What the Bombs Started

The American monopoly on nuclear weapons lasted four years. In September 1949, the Soviet Union detonated its first atomic bomb. The nuclear arms race that followed shaped the next four decades of world history more completely than almost any other single factor. By 1986, the United States had 23,317 nuclear warheads and the Soviet Union had 40,159. As of 2019, the two countries still controlled more than 90 percent of the world's estimated 13,865 nuclear weapons. Nine nations now have nuclear capability. The bombs that destroyed Hiroshima and Nagasaki — devices that shocked the world with their destructive power — are today considered small tactical weapons compared to what currently exists in various national arsenals.
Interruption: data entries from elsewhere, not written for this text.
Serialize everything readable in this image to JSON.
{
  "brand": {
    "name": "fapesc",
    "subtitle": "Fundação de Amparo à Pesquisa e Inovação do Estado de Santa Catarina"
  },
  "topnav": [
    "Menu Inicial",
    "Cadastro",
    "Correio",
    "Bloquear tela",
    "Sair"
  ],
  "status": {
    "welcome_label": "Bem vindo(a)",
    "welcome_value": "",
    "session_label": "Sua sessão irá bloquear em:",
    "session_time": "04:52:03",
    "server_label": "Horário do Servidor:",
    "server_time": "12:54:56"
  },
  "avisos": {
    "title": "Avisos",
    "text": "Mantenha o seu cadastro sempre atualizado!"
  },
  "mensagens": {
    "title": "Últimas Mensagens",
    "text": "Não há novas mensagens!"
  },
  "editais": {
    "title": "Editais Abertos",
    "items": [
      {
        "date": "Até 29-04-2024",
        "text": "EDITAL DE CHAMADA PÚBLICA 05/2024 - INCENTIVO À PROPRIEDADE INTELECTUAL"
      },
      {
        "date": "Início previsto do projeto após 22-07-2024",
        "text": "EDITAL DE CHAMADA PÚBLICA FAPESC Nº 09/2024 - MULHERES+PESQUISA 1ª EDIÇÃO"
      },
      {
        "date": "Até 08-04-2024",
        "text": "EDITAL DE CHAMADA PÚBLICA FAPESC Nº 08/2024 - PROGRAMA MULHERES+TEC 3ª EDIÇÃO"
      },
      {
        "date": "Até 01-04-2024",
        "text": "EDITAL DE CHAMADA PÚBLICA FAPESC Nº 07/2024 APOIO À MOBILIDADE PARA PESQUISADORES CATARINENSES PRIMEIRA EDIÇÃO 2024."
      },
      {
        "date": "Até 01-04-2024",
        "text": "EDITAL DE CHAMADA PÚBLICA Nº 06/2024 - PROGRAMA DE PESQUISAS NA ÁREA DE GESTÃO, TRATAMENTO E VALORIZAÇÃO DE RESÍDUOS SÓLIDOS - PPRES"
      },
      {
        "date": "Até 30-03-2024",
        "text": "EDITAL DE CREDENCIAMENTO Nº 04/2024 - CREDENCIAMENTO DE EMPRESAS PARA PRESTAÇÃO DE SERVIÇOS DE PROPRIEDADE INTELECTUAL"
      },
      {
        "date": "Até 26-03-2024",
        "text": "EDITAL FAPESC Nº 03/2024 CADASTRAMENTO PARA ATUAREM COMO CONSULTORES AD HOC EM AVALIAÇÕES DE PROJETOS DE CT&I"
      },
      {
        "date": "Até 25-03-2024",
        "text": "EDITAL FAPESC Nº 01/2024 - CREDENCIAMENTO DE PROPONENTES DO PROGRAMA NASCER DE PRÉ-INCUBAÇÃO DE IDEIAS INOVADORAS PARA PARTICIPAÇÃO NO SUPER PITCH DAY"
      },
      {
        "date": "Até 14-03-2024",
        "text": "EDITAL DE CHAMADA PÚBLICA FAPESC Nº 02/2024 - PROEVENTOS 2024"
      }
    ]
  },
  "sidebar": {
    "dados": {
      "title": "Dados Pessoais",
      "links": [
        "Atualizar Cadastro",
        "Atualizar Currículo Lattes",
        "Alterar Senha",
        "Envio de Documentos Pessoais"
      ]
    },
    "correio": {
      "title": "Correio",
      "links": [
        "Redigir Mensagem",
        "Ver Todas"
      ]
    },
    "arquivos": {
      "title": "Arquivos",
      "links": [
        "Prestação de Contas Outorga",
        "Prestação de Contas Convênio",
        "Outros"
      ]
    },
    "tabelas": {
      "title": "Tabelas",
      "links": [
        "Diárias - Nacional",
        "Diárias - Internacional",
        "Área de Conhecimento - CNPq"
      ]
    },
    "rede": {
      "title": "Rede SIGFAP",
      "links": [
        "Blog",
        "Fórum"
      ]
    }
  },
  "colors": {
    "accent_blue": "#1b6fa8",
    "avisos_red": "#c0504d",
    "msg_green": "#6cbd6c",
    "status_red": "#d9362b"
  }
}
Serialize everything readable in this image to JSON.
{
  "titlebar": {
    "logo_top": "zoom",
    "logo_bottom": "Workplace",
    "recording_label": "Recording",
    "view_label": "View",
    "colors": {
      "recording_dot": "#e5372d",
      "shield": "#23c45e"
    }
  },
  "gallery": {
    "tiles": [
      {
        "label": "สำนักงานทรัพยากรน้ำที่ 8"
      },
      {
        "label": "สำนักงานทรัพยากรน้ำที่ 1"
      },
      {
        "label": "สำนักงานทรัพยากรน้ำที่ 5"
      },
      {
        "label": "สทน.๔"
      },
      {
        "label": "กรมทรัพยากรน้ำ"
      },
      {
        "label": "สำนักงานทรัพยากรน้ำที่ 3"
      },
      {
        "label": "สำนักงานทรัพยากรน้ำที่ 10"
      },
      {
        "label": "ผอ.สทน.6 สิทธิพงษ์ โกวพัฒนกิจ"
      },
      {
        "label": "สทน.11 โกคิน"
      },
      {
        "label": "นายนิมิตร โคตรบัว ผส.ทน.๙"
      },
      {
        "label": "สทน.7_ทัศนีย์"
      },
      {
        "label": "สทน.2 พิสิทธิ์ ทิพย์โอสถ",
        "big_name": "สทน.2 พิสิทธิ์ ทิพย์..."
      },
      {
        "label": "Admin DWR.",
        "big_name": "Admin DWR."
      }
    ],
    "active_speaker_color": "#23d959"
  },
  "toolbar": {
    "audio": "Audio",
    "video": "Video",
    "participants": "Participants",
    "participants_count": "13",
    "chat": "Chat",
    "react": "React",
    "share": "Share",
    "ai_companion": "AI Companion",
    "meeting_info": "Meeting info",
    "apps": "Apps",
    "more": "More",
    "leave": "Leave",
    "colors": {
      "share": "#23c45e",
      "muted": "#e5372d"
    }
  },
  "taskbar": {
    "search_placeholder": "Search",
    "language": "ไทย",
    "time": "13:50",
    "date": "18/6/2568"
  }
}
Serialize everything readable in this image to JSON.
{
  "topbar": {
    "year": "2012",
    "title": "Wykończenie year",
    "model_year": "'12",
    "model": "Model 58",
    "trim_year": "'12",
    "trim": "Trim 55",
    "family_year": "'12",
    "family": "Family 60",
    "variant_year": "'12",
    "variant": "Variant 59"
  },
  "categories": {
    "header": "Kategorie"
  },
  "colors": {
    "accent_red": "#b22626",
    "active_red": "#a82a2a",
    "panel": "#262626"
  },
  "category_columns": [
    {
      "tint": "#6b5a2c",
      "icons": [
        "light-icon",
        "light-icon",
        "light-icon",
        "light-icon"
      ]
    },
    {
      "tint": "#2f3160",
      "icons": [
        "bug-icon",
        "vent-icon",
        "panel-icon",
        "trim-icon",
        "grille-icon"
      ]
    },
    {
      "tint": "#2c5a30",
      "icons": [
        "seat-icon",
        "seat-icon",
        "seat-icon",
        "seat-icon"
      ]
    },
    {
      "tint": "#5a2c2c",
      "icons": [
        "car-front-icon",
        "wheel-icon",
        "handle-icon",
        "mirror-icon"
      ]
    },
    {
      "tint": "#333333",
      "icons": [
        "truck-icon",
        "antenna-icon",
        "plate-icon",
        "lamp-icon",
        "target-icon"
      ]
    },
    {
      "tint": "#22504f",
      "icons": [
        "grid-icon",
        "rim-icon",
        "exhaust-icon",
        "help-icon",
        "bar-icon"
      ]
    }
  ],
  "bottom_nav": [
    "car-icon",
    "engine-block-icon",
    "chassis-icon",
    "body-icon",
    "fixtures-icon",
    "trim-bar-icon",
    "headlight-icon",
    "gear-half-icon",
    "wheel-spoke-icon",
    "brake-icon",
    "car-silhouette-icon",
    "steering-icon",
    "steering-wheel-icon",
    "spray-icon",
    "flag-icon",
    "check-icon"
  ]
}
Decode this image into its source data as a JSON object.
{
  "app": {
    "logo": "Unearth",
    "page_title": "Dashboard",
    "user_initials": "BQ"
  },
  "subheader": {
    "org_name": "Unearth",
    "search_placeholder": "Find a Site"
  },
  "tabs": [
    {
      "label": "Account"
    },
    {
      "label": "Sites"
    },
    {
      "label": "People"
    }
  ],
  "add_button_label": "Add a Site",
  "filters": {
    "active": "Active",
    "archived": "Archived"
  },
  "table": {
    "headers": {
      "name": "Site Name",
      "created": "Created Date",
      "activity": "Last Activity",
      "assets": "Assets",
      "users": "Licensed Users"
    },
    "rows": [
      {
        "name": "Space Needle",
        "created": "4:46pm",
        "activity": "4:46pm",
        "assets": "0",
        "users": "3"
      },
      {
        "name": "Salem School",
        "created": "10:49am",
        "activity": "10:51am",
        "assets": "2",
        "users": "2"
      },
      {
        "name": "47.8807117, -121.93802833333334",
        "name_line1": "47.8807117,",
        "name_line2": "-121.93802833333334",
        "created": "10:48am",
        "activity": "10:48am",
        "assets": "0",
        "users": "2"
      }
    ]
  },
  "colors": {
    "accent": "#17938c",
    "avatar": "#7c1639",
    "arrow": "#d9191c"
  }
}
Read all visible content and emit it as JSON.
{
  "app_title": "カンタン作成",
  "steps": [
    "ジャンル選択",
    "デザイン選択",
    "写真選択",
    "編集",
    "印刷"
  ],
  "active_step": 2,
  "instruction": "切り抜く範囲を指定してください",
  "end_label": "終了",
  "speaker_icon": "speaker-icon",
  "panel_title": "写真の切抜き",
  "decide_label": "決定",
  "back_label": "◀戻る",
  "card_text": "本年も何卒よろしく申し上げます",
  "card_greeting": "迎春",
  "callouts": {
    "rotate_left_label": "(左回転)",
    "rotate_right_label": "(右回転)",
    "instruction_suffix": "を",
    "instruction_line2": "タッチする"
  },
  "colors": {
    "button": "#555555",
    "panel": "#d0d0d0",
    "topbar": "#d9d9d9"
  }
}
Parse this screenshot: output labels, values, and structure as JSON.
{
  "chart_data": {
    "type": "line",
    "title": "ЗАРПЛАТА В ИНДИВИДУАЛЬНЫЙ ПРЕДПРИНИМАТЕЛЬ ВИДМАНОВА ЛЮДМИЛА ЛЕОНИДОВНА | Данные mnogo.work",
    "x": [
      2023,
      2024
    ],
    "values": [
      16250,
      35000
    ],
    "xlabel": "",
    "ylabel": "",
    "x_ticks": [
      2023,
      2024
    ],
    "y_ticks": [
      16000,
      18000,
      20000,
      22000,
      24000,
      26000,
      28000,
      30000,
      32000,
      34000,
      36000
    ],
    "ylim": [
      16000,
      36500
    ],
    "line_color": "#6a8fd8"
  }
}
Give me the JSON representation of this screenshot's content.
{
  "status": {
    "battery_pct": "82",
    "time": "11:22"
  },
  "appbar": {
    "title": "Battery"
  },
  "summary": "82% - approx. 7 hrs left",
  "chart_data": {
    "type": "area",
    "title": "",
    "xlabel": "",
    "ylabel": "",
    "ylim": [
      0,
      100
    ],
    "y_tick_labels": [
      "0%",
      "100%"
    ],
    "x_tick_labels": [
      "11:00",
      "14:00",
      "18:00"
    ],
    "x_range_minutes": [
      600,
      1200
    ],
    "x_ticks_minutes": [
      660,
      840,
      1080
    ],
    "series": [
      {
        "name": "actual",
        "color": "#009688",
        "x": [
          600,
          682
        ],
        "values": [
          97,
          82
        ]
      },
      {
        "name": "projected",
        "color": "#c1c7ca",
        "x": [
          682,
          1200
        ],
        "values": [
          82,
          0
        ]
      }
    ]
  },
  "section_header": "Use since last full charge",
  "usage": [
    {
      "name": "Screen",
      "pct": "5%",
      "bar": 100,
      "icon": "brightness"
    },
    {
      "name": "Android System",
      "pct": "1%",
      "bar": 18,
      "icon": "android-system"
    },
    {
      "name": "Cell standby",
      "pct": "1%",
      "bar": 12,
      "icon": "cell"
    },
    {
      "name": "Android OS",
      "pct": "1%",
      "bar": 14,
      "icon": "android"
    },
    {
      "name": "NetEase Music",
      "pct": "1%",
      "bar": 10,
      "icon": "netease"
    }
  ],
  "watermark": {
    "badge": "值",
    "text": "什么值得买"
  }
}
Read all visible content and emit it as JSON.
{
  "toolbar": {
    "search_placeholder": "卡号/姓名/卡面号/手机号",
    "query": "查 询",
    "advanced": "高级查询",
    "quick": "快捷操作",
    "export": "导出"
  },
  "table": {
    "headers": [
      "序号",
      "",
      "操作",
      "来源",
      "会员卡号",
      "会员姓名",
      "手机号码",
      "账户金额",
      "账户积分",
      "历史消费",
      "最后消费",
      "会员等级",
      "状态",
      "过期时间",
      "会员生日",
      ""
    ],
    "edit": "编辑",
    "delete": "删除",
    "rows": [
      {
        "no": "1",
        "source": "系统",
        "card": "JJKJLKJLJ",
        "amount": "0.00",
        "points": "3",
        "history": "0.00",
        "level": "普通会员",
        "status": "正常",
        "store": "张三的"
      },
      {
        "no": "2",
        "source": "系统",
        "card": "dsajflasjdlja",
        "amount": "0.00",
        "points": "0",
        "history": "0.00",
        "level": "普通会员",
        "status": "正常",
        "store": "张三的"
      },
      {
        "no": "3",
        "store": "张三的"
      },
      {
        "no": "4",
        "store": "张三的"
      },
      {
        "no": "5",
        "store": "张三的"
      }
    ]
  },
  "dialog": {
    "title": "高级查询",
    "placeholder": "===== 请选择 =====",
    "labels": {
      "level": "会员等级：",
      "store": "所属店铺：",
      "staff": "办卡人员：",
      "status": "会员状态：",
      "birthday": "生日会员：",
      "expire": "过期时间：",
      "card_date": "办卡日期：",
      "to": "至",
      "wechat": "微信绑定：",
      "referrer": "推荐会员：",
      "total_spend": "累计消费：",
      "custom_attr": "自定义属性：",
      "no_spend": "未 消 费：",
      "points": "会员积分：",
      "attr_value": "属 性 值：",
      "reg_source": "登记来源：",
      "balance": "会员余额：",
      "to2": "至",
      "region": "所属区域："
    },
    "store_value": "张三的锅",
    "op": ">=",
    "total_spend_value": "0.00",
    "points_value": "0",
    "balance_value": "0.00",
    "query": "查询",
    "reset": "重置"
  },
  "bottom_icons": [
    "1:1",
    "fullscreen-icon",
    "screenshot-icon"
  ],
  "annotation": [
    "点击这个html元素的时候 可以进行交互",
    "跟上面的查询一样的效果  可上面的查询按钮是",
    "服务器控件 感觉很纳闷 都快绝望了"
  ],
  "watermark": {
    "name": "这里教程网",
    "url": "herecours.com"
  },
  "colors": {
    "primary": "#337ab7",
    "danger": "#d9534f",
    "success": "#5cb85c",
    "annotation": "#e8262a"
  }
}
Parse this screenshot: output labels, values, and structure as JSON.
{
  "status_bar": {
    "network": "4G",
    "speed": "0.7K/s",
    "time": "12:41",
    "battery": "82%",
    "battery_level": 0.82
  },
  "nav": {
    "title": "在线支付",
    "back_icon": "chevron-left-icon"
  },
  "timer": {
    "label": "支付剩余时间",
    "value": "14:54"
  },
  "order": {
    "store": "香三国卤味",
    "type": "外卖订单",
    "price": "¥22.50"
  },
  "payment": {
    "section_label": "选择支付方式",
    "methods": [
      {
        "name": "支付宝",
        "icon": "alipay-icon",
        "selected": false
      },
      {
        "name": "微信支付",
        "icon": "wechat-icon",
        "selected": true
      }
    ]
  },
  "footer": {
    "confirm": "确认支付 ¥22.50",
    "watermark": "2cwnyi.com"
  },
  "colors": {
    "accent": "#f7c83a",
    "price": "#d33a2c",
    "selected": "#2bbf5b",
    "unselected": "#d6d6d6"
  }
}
Hiroshima and Nagasaki were rebuilt. Both cities have grown well past their prewar populations. The Hiroshima Peace Memorial — the bombed-out Genbaku Dome, preserved as it stood after the blast — was designated a UNESCO World Heritage Site in 1996. The Nagasaki Atomic Bomb Museum opened in the 1990s. Each year on August 6 and August 9, ceremonies are held in both cities. The memorials in each city maintain running lists of identified hibakusha dead — names added annually as survivors pass away. As of August 2025, the combined lists record more than 550,000 names. The argument over what those two mornings in 1945 meant — whether they were necessary, whether they were justifiable, whether they were a warning or an invitation — has outlasted almost everyone who was there. It is unlikely to be settled. What can be said with certainty is that the world the bombs created is still the one we're living in.

The Hiroshima Peace Memorial, also known as the Genbaku Dome, preserved as a UNESCO World Heritage Site.

The Genbaku Dome — the ruins of the Hiroshima Prefectural Industrial Promotion Hall, 150 meters from the bomb's hypocenter — was preserved deliberately as it stood after the blast. It was designated a UNESCO World Heritage Site in 1996 and remains the most visited memorial to the atomic bombing.